As the K-Mart building lifted off it made a tractor beam shoot out and rip off the piece of the fence that Tenny was stuck in and levitated it into its roll-up doors and exited the atmosphere.  Tenny the Tennis Ball was given a chair that fit the contours of his new body perfectly.  Even though he was still stuck in afence, he was able to integrate his thoughts with the space-bound building.

First order of business, was a volley of phasers and rockets and contact solution as well as several types of canned goods at Rochester Elementary.  There were tons of screaming children as they were splashed with exploding cases of contact solution and pelted with canned cucumbers and peaches.  The phasers targeted the handball and four-square courts to the children would never get to play at recess again.  This would lead to diabetes in 3/4 of the children and they wouldn’t be able to eat any fun food for the rest of their lives.
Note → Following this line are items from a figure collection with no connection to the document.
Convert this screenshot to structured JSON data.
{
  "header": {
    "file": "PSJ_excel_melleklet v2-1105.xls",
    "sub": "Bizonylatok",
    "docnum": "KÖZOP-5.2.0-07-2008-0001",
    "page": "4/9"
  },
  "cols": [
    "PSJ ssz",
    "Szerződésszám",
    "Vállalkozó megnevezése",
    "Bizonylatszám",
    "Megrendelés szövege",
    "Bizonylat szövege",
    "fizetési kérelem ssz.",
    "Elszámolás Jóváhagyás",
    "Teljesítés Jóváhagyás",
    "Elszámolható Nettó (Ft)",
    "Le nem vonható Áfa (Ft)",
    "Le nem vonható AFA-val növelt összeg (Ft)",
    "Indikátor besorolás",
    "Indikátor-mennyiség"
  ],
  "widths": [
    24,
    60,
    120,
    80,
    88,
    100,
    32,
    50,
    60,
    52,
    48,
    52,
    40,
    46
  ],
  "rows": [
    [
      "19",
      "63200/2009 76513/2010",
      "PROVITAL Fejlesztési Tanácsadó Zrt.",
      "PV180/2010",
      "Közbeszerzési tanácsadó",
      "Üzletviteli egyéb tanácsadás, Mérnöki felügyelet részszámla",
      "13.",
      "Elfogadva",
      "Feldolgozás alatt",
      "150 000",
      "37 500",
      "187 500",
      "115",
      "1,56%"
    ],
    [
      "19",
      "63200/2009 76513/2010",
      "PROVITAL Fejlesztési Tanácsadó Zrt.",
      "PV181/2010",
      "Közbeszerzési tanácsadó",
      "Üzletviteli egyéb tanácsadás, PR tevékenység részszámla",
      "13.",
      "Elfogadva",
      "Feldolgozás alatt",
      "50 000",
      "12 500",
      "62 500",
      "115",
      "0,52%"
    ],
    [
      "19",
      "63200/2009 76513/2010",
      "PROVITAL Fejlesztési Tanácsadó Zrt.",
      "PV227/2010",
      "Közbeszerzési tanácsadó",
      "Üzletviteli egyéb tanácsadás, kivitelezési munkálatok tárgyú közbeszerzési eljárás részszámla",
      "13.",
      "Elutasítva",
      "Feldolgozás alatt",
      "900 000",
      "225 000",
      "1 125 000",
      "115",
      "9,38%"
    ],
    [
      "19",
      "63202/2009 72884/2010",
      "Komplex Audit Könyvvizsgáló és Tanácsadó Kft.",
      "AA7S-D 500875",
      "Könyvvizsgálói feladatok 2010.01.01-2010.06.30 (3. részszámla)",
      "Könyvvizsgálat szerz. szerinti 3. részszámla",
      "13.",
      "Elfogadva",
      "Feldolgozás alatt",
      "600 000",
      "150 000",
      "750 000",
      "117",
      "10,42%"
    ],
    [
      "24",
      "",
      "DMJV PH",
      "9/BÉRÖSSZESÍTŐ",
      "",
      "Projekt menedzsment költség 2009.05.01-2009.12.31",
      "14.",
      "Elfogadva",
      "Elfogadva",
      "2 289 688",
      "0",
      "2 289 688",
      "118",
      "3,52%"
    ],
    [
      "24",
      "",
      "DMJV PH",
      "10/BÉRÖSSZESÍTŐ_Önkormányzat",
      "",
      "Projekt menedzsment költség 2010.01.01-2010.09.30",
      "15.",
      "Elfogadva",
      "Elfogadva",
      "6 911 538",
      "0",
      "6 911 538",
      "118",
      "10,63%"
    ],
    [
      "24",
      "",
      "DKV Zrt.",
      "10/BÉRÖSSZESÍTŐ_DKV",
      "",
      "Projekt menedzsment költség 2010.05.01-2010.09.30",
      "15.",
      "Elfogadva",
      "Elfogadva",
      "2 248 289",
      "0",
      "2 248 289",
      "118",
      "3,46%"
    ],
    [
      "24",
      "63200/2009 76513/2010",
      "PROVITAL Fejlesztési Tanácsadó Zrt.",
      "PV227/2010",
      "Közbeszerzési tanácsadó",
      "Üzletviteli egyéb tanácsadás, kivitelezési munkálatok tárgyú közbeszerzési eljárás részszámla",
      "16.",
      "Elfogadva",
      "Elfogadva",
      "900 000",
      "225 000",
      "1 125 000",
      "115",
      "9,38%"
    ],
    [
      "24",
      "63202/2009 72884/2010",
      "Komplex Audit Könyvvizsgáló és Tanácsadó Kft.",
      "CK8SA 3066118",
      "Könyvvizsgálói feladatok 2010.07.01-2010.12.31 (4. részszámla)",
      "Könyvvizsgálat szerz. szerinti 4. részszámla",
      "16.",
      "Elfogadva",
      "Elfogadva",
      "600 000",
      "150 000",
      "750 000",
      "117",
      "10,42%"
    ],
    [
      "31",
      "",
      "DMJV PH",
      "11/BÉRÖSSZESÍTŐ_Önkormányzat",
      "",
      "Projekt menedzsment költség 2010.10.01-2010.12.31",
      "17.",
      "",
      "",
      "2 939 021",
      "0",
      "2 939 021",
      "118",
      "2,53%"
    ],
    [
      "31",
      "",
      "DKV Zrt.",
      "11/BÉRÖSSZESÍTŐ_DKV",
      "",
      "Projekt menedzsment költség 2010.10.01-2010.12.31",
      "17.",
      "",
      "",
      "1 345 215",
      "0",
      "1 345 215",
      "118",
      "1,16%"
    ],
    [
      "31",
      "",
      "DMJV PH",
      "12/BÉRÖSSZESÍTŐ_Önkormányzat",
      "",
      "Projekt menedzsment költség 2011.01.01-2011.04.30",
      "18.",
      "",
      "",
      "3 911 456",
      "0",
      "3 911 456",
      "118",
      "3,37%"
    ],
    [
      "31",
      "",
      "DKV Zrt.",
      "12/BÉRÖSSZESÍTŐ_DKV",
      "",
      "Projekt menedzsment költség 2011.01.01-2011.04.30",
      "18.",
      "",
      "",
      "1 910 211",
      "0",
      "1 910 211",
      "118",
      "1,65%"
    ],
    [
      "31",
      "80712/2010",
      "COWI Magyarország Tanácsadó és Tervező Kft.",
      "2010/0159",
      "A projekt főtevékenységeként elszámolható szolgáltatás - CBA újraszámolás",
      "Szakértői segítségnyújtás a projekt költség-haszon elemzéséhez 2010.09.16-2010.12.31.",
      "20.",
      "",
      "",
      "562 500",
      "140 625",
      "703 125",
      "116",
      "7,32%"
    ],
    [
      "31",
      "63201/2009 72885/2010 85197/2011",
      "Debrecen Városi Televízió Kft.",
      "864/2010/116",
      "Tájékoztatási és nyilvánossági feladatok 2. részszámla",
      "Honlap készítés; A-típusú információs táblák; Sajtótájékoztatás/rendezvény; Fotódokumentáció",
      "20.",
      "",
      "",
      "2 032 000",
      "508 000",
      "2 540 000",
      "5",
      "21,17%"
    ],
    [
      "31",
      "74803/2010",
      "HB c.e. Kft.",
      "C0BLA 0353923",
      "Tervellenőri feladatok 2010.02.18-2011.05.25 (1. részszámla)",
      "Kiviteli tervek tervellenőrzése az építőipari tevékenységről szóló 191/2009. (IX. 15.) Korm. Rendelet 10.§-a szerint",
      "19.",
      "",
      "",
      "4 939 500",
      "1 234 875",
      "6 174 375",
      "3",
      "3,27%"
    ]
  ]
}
The K-Mart building communicated to Tenny that it was going to follow the damaged Layawalien ship back to its home planet and collect on its layaways in full, even if that means taking over their planet.

The Layawaliens ship finally made its way back to its home planet of Layaway Planet, where everything on the planet took a decade to pay for, so it was all old-looking shit.  The defensive capabilities of the planet were no match for K-Mart Building #1335, and soon it landed on the planet, creating a fortress around itself and infecting the population with a derivative of salmonella from its sliced Turkey products that the Layawaliens foolishly took it out on layaway from the store.

Three weeks after the fortress had been completed and 90% of the Layawalien population had food poisoning and stomachaches, Tenny declared Layaway Planet the property of K-Mart Building #1335.  The Layawaliens were forced to sign a treaty agreeing to this fact, so that they would be able to get antacids and cures for the salmonella poisoning that threatened their race.

Tenny thought back to his simpler days of being stuck in a fence as a normal tennis ball.  Look how far he had come, in such a short time.

Moral:  When your life is changed drastically, think of the consequences it has on others as well.